Du dix-septième au vingtième siècle, des colons, des soldats et des immigrants venus d’Angleterre, du pays de Galles, d’Écosse et d’Irlande — plusieurs centaines de milliers en tout — ont donné sa forme au mode de vie des régions anglophones. C’est de là que vient l’usage courant de l’expression Canadiens anglais pour désigner les anglophones.
MulticulturalismeLa diversité au Canada
John Buchan, premier baron Tweedsmuir, gouverneur général du Canada (1935-1940) très apprécié, disait de ce brassage que chaque communauté immigrante devrait garder sa personnalité propre et apporter, à sa manière, sa part à ce qui fait la nation.
Depuis le dix-neuvième siècle, c’est au Canada même que naît la majorité des Canadiens. Si l’on parle malgré tout si souvent d’une terre d’immigration, c’est que des millions de nouveaux venus ont, depuis deux siècles, aidé à bâtir et à défendre le mode de vie du pays.
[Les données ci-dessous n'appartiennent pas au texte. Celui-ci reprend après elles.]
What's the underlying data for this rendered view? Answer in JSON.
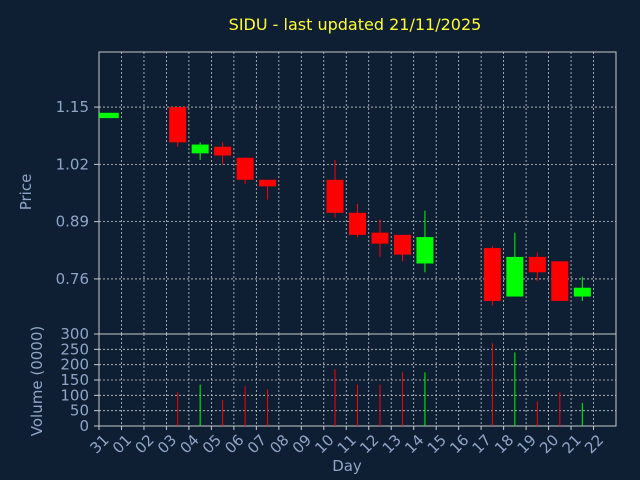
{
  "chart_data": {
    "type": "candlestick",
    "title": "SIDU - last updated 21/11/2025",
    "xlabel": "Day",
    "price_ylabel": "Price",
    "volume_ylabel": "Volume (0000)",
    "price_ticks": [
      "1.15",
      "1.02",
      "0.89",
      "0.76"
    ],
    "price_tick_values": [
      1.15,
      1.02,
      0.89,
      0.76
    ],
    "price_ylim": [
      0.635,
      1.275
    ],
    "volume_ticks": [
      "300",
      "250",
      "200",
      "150",
      "100",
      "50",
      "0"
    ],
    "volume_tick_values": [
      300,
      250,
      200,
      150,
      100,
      50,
      0
    ],
    "volume_ylim": [
      0,
      300
    ],
    "x_labels": [
      "31",
      "01",
      "02",
      "03",
      "04",
      "05",
      "06",
      "07",
      "08",
      "09",
      "10",
      "11",
      "12",
      "13",
      "14",
      "15",
      "16",
      "17",
      "18",
      "19",
      "20",
      "21",
      "22"
    ],
    "grid": true,
    "colors": {
      "up": "#00ff00",
      "down": "#ff0000",
      "background": "#0e1e33",
      "grid": "#c8c8c8",
      "text": "#8fa6c8",
      "title": "#ffff33"
    },
    "candles": [
      {
        "day": "31",
        "open": 1.125,
        "close": 1.137,
        "high": 1.137,
        "low": 1.125,
        "volume": 0
      },
      {
        "day": "03",
        "open": 1.15,
        "close": 1.07,
        "high": 1.15,
        "low": 1.06,
        "volume": 110
      },
      {
        "day": "04",
        "open": 1.045,
        "close": 1.065,
        "high": 1.07,
        "low": 1.03,
        "volume": 135
      },
      {
        "day": "05",
        "open": 1.06,
        "close": 1.04,
        "high": 1.07,
        "low": 1.02,
        "volume": 85
      },
      {
        "day": "06",
        "open": 1.035,
        "close": 0.985,
        "high": 1.035,
        "low": 0.975,
        "volume": 130
      },
      {
        "day": "07",
        "open": 0.985,
        "close": 0.97,
        "high": 0.985,
        "low": 0.94,
        "volume": 120
      },
      {
        "day": "10",
        "open": 0.985,
        "close": 0.91,
        "high": 1.03,
        "low": 0.9,
        "volume": 185
      },
      {
        "day": "11",
        "open": 0.91,
        "close": 0.86,
        "high": 0.93,
        "low": 0.855,
        "volume": 135
      },
      {
        "day": "12",
        "open": 0.865,
        "close": 0.84,
        "high": 0.895,
        "low": 0.81,
        "volume": 135
      },
      {
        "day": "13",
        "open": 0.86,
        "close": 0.815,
        "high": 0.86,
        "low": 0.8,
        "volume": 175
      },
      {
        "day": "14",
        "open": 0.795,
        "close": 0.855,
        "high": 0.915,
        "low": 0.775,
        "volume": 175
      },
      {
        "day": "17",
        "open": 0.83,
        "close": 0.71,
        "high": 0.835,
        "low": 0.7,
        "volume": 270
      },
      {
        "day": "18",
        "open": 0.72,
        "close": 0.81,
        "high": 0.865,
        "low": 0.72,
        "volume": 240
      },
      {
        "day": "19",
        "open": 0.81,
        "close": 0.775,
        "high": 0.82,
        "low": 0.755,
        "volume": 80
      },
      {
        "day": "20",
        "open": 0.8,
        "close": 0.71,
        "high": 0.8,
        "low": 0.71,
        "volume": 110
      },
      {
        "day": "21",
        "open": 0.72,
        "close": 0.74,
        "high": 0.765,
        "low": 0.71,
        "volume": 75
      }
    ]
  }
}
Les groupes ethniques et religieux les plus nombreux sont les Français, les Anglais, les Irlandais, les Écossais, les Allemands, les Chinois, les Italiens, les Ukrainiens, les Autochtones, les Sud-Asiatiques, les Scandinaves et les Hollandais.
L’Asie fournit l’essentiel de l’immigration depuis les années 1970. Dans deux des plus grandes villes du pays, les langues chinoises arrivent aujourd’hui au deuxième rang des langues parlées à la maison, derrière l’anglais : 13 % des habitants de Vancouver et 7 % de ceux de Toronto les emploient chez eux.
Une nette majorité de Canadiens se déclarent chrétiens : les catholiques forment le groupe le plus nombreux, devant les diverses Églises protestantes. Les effectifs musulmans, juifs, hindous, sikhs et ceux d’autres confessions progressent, tout comme le nombre de personnes déclarant « aucune religion ». L’État s’est de longue date associé aux communautés religieuses pour favoriser le bien-être social, l’harmonie et le respect mutuel, pour dispenser enseignement et soins, pour réinstaller des réfugiés, et pour préserver la liberté de religion, l’expression religieuse et la liberté de conscience.
La diversité canadienne englobe aussi les gais et les lesbiennes, qui jouissent de la pleine protection de la loi et d’un traitement égal devant elle, mariage civil compris. Réunis par une identité canadienne commune, ces groupes divers composent la société multiculturelle d’aujourd’hui.